We often wonder if health care fraudsters are … normal. Consider Helene Michel, the owner of a DME company in Hicksville, N.Y. As readers of this missive and Medical Practice Compliance Alert are aware, DME is a favorite of crooks and the OIG’s efforts to cut fraud in this area inconvenience honest providers.
 
However, most criminals running a con through a DME company (or a pretend one) are content to enroll in Medicare, have someone trick Medicare patients out of their HICNs and submit fake claims from the comfort of their ocean-going yachts.
 
But not Michel. She did the leg work, impersonating a doctor, nurse and wound care expert in order to get into nursing homes in a five county area. In some instances she accompanied other doctors on their rounds. Why take such a huge risk? To steal patient records of course! How else was she going to submit false claims to Medicare?
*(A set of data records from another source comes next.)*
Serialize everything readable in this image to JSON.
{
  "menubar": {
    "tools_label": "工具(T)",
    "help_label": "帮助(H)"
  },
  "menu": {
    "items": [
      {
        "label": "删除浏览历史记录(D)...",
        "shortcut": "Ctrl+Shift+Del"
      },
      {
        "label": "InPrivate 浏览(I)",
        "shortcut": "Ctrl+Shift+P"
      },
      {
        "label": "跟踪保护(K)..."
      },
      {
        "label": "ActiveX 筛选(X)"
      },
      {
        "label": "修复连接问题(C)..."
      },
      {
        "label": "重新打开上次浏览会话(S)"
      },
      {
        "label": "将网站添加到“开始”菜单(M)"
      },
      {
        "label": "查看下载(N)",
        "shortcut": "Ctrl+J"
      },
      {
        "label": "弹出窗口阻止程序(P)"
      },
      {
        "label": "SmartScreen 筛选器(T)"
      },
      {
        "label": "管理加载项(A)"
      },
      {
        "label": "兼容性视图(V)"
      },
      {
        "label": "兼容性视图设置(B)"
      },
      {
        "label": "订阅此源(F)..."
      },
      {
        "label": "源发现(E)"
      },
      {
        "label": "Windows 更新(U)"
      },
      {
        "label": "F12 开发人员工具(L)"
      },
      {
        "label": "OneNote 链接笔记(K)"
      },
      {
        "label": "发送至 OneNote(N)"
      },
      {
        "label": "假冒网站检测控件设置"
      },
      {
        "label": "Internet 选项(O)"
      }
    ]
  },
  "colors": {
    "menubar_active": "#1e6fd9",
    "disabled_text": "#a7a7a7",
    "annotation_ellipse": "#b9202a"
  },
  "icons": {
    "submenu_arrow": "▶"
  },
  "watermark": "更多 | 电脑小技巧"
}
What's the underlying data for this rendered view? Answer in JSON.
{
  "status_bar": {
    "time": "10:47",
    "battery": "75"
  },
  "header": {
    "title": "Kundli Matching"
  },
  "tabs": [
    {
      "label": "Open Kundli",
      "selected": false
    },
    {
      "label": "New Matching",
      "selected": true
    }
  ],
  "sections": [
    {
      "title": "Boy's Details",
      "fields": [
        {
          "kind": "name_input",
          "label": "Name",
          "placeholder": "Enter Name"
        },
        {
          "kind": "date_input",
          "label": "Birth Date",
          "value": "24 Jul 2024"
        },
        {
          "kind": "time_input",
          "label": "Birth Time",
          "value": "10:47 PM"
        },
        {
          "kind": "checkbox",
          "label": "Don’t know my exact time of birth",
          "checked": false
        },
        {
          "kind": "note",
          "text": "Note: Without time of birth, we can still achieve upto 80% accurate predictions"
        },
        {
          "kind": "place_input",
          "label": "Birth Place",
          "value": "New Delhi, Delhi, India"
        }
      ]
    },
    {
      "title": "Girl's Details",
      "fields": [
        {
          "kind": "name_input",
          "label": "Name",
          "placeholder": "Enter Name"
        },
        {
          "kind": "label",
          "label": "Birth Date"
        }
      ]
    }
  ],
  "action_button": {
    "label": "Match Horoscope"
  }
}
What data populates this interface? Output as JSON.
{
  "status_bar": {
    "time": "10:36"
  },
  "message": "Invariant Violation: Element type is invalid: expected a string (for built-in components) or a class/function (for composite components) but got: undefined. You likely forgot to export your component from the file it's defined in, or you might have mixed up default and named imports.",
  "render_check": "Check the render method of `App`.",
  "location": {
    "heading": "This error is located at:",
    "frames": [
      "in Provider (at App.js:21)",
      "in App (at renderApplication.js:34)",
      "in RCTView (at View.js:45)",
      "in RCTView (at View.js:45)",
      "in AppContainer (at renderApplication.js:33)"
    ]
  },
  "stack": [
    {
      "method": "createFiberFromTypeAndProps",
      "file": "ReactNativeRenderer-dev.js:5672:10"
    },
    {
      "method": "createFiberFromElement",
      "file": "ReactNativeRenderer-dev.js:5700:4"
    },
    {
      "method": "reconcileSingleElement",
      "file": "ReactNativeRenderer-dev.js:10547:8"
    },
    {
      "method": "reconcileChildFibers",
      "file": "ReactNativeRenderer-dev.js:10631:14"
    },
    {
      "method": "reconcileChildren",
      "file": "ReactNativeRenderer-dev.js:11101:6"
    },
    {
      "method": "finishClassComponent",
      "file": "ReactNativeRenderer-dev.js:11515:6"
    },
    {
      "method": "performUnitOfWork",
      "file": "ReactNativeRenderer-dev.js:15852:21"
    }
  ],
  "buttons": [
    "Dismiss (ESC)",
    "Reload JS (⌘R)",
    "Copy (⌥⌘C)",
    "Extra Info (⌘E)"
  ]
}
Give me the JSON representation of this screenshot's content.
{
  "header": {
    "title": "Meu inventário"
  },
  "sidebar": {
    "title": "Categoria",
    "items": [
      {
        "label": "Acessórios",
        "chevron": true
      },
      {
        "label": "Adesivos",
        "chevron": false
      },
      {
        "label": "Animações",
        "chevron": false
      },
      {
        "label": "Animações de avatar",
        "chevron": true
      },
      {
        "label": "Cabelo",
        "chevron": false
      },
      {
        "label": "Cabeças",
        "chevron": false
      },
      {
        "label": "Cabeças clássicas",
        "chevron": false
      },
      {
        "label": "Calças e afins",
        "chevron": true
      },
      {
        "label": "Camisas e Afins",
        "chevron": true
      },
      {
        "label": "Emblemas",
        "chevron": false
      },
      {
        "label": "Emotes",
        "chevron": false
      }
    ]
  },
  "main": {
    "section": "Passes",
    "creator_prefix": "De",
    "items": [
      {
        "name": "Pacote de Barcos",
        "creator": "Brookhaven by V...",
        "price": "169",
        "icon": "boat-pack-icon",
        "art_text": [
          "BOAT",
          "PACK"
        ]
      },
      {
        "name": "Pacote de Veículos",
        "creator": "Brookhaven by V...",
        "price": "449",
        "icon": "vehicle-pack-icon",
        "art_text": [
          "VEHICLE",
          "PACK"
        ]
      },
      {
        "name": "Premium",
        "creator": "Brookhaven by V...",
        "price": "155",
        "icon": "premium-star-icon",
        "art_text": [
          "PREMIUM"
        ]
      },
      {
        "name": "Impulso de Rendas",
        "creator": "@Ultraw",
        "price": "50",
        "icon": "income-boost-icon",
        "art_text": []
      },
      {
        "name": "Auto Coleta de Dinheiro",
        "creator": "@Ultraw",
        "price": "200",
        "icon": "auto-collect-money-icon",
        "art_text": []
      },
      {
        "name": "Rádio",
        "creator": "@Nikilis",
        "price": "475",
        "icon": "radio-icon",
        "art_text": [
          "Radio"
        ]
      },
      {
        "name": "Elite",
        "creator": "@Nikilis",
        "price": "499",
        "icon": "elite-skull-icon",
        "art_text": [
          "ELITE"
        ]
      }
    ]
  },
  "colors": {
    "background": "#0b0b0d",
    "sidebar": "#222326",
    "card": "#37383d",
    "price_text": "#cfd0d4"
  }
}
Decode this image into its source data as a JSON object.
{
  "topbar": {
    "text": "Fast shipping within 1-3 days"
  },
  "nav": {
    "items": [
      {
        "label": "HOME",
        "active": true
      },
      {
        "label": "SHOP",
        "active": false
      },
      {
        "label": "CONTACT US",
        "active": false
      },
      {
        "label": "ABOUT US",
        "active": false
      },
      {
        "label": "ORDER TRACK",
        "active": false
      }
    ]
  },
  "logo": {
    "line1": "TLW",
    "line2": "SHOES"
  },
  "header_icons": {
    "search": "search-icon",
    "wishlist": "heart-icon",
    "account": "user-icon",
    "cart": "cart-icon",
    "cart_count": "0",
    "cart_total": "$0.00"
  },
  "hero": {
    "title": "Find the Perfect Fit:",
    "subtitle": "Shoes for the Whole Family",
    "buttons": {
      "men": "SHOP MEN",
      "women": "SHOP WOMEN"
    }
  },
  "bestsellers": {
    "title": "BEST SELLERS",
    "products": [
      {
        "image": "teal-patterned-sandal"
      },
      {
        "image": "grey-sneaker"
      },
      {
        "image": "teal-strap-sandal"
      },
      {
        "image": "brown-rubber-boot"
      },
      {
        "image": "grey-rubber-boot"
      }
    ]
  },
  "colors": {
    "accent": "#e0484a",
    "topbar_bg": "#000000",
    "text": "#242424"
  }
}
Sheesh, it would make perfect sense to … another not normal criminal, we guess.
 
Last week she was sentenced to 12 years in Club Fed for health care fraud and HIPAA violations. But we don’t think this is the end of the tale. We suspect the nursing homes might be taken to task for letting her in.
 
It seems like a straightforward HIPAA breach based on our reading of MPCA articles and the HIPAA Answer Book, but we aren’t attorneys. A.J. Plunkett, editor of Environment of Care Leader, notes that hospitals are required to identify individuals who enter their facilities. She was also kind enough to dig out the CoPs for long term care facilities that focus on the steps the facility takes to protect patient records from prying eyes. So it looks like Helene will cause a lot of strife for many parties for some time to come.
 
But we doubt she’ll be name checked in an epic poem.